Simon Bridges has ordered a review of the National Party’s culture following the Jami-Lee Ross saga. Such exercises tend to set up by those who have a pretty clear idea of the outcomes they want to see and who are likely to be dismissive if they’re not duly delivered, writes Bryan Gould, the former UK Labour MP was appointed to lead a review into the NZ Labour Party after the 2014 election defeat
The standard response of most politicians to a problem that has no obvious solution is to set up a review. The current government has made it into an art form.
The announcement of a review, it seems, offers several advantages – it buys time while suggesting that something concrete is being done, it hands the problem over to someone else, and it might, in the fullness of time, come up with a solution that could perhaps, once longer views have been taken, be acceptable to most of those affected.
True to form, Simon Bridges’ response to the Jami-Lee Ross debacle has been to set up a review – to inquire into, it is said, the National party’s “culture”. A decision along these lines might well have been expected, except for the fact that the National leader’s last experience of setting up a review was hardly a happy one.
That review, it will be recalled, was set up (against the advice of many in his own party) to explore a similarly complicated issue – the question of who from within the National Party had leaked the leader’s travel expenses to the media. It was that ill-fated exercise that – by pointing the finger at Jami-Lee Ross – drew him into the picture, and plunged the party into crisis; the rest, as they say, is history.
It is a measure of the desperate situation in which Simon Bridges now finds himself that he is willing to run the risk again. This time, however, he has tried to take out an insurance policy.
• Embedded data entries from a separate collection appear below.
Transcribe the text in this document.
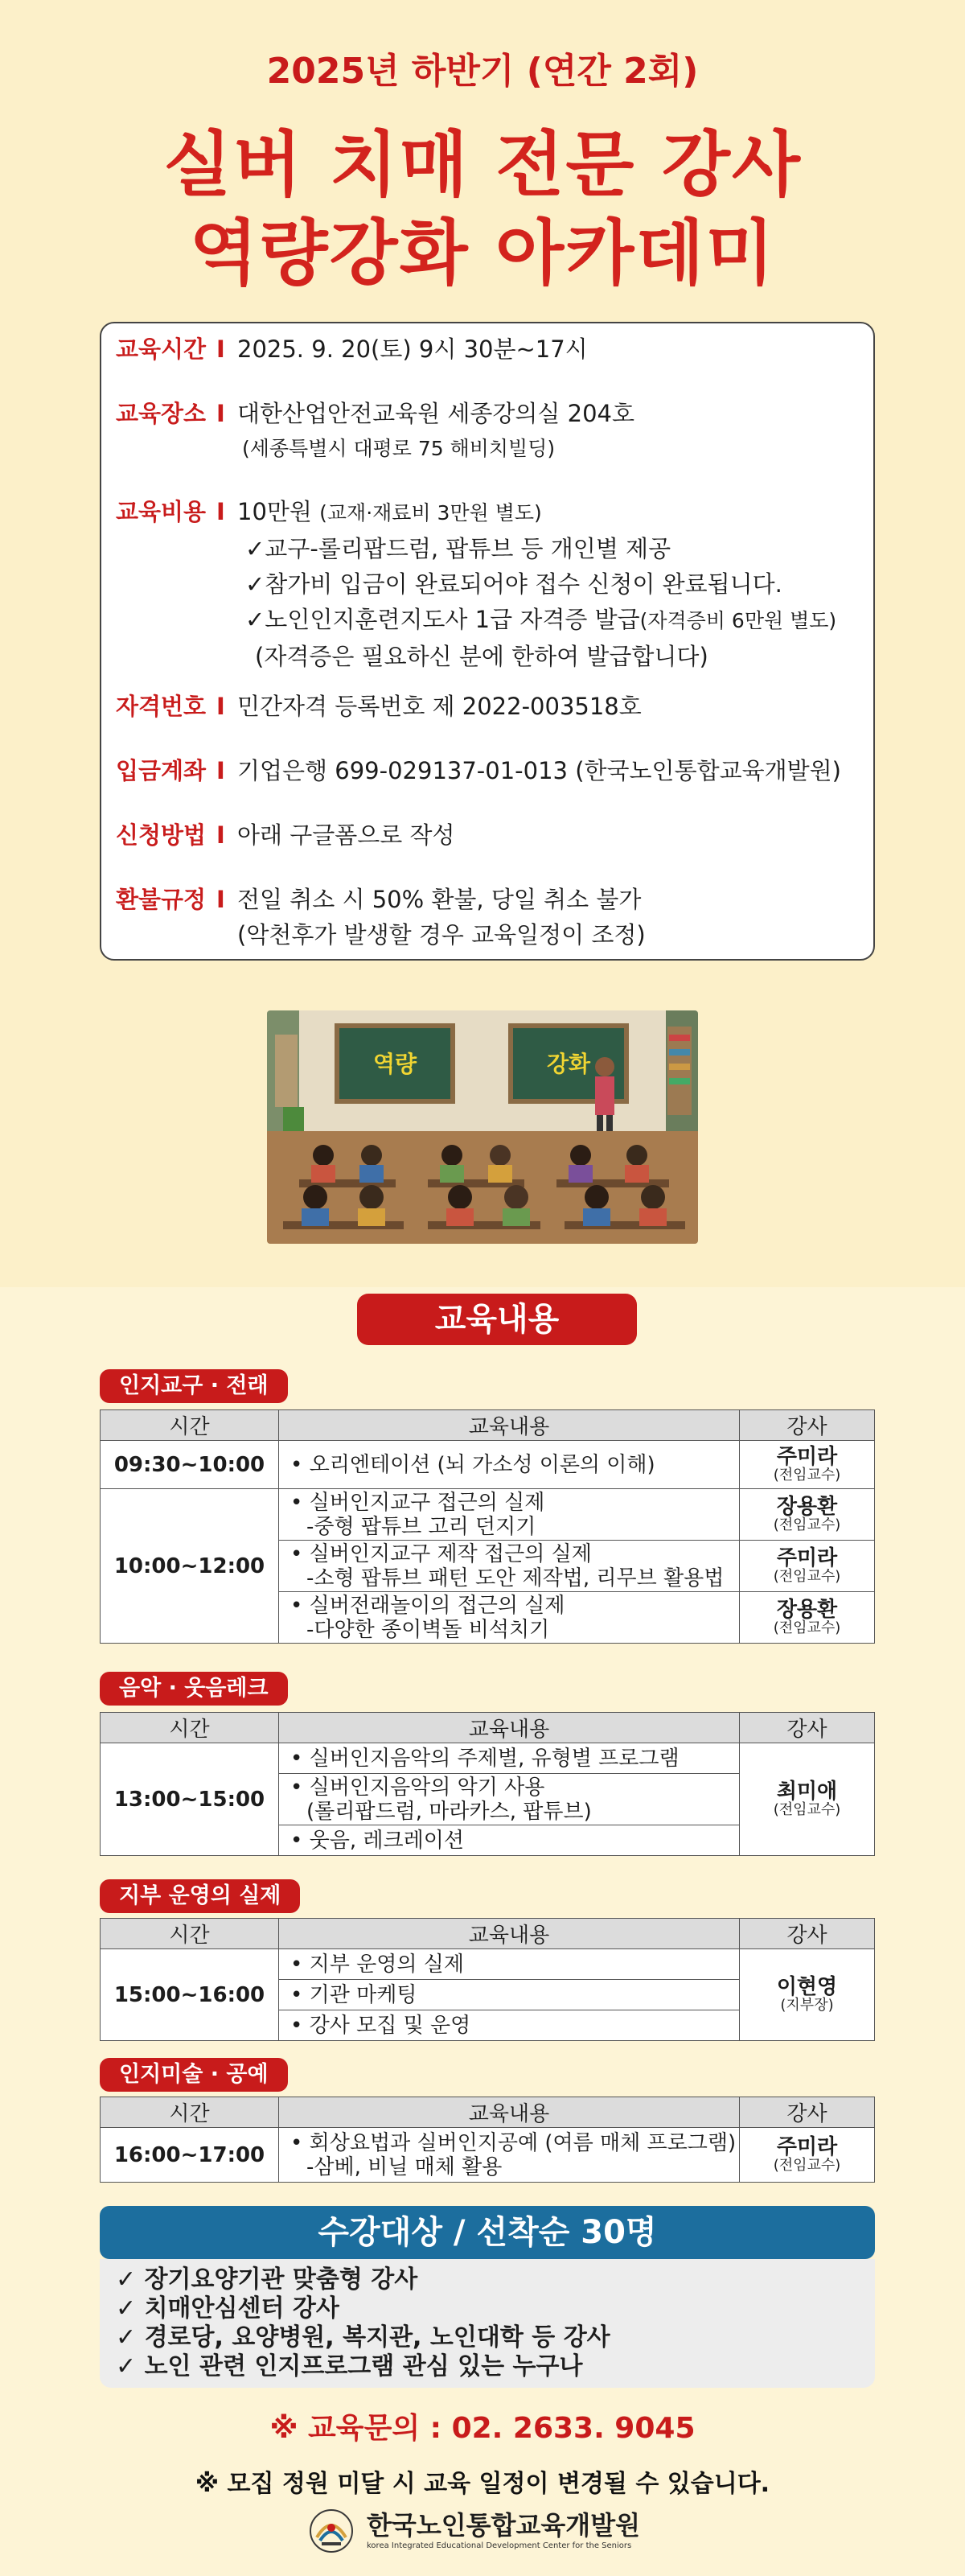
2025년 하반기 (연간 2회)
실버 치매 전문 강사
역량강화 아카데미
교육시간 I 2025. 9. 20(토) 9시 30분~17시
교육장소 I 대한산업안전교육원 세종강의실 204호
(세종특별시 대평로 75 해비치빌딩)
교육비용 I 10만원 (교재·재료비 3만원 별도)
✓교구-롤리팝드럼, 팝튜브 등 개인별 제공
✓참가비 입금이 완료되어야 접수 신청이 완료됩니다.
✓노인인지훈련지도사 1급 자격증 발급(자격증비 6만원 별도)
(자격증은 필요하신 분에 한하여 발급합니다)
자격번호 I 민간자격 등록번호 제 2022-003518호
입금계좌 I 기업은행 699-029137-01-013 (한국노인통합교육개발원)
신청방법 I 아래 구글폼으로 작성
환불규정 I 전일 취소 시 50% 환불, 당일 취소 불가
(악천후가 발생할 경우 교육일정이 조정)
역량	강화
교육내용
인지교구 · 전래
시간	교육내용	강사
09:30~10:00	• 오리엔테이션 (뇌 가소성 이론의 이해)	주미라
(전임교수)

10:00~12:00	• 실버인지교구 접근의 실제
-중형 팝튜브 고리 던지기	장용환
(전임교수)

	• 실버인지교구 제작 접근의 실제
-소형 팝튜브 패턴 도안 제작법, 리무브 활용법	주미라
(전임교수)

	• 실버전래놀이의 접근의 실제
-다양한 종이벽돌 비석치기	장용환
(전임교수)
음악 · 웃음레크
시간	교육내용	강사
13:00~15:00	• 실버인지음악의 주제별, 유형별 프로그램	최미애
(전임교수)

	• 실버인지음악의 악기 사용
(롤리팝드럼, 마라카스, 팝튜브)	

	• 웃음, 레크레이션	
지부 운영의 실제
시간	교육내용	강사
15:00~16:00	• 지부 운영의 실제	이현영
(지부장)

	• 기관 마케팅	
	• 강사 모집 및 운영	
인지미술 · 공예
시간	교육내용	강사
16:00~17:00	• 회상요법과 실버인지공예 (여름 매체 프로그램)
-삼베, 비닐 매체 활용	주미라
(전임교수)
수강대상 / 선착순 30명
✓ 장기요양기관 맞춤형 강사
✓ 치매안심센터 강사
✓ 경로당, 요양병원, 복지관, 노인대학 등 강사
✓ 노인 관련 인지프로그램 관심 있는 누구나
※ 교육문의 : 02. 2633. 9045
※ 모집 정원 미달 시 교육 일정이 변경될 수 있습니다.
한국노인통합교육개발원
korea Integrated Educational Development Center for the Seniors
The review, we are told, is to be of “the National party’s culture” – a transparent attempt to suggest that the responsibility for the debacle lies with the party as a whole and with amorphous issues like “culture”, and not with the failings and rivalries of identifiable individual National MPs, like Bridges and Ross themselves, and Paula Bennett (whose role in the affair has not yet been fully revealed).
The reference to “culture” is of course an attempt at distraction. The implication is that the issues that now need to be dealt with are whether the organisation as a whole has reacted appropriately when issues of mental health are revealed or when allegations of harassment, sexual and otherwise, are made. The intention is to give the impression that these are issues that are likely to be found in any large organisation (such as, it seems, large law firms) and that the National party is commendably getting ahead of the game by instituting an inquiry.
There is no recognition that the issues revealed by the affair are not about organisations but about individuals – and especially about individuals who put themselves forward to the public as deserving their support and who offer themselves as guardians of our national standards. The questions raised by the Jami-Lee Ross saga concern the personal behaviour and attitudes to matters of legality and public policy of the leader and of other senior members of the party – matters, in other words, that are specific to National’s political pitch to the voters and that go well beyond internal organisational responses to social issues.
The outcomes of reviews are never entirely predictable and seldom justify the decision to set them up. I make this comment with some feeling – it is made on the basis of personal experience.
Following the Labour party’s election defeat in 2014, the party’s Council wished to see what lessons could be learned from the defeat and what course should be set for the future. They decided on a review – and I was asked to lead it.
Three colleagues and I worked hard over a period of a couple of months. We consulted party members and MPs, and reviewed the party’s finances and organisation, its methods and structures, and its policies and its understanding of how society was changing.
The review, when completed, was handed over to the Council and to the wider party. It made a number of recommendations and suggested that Labour needed to understand better the nature and significance of the politics that its opponents had successfully sold to the New Zealand public. It advocated a return to the values of the party’s founding fathers.
I can only surmise, however, that it contained too much strong meat for some tastes. It was quietly buried and most members have never seen anything of it (though today’s party, I am glad to say, does seem closer to its spirit).
My conclusion is that reviews are often set up by those who have a pretty clear idea of the outcomes they want to see and who are likely to be dismissive if those outcomes are not duly delivered. There is no reason to suppose that the latest review ordered by Simon Bridges will be any different. If it were to suggest that the party’s leading figures had failed to meet their responsibilities – especially if it were to recommend that heads should roll – we can be confident that it will be quietly parked in a siding.
In the meantime, Simon Bridges will try to keep his head down, sheltering beneath what he hopes will be its protective cover. He will no doubt try to appoint someone to lead the review who can be trusted to wash the party leadership clean. But unless that person is seen to be incontrovertibly independent, those conclusions will not be taken seriously and the review will have been a waste of time.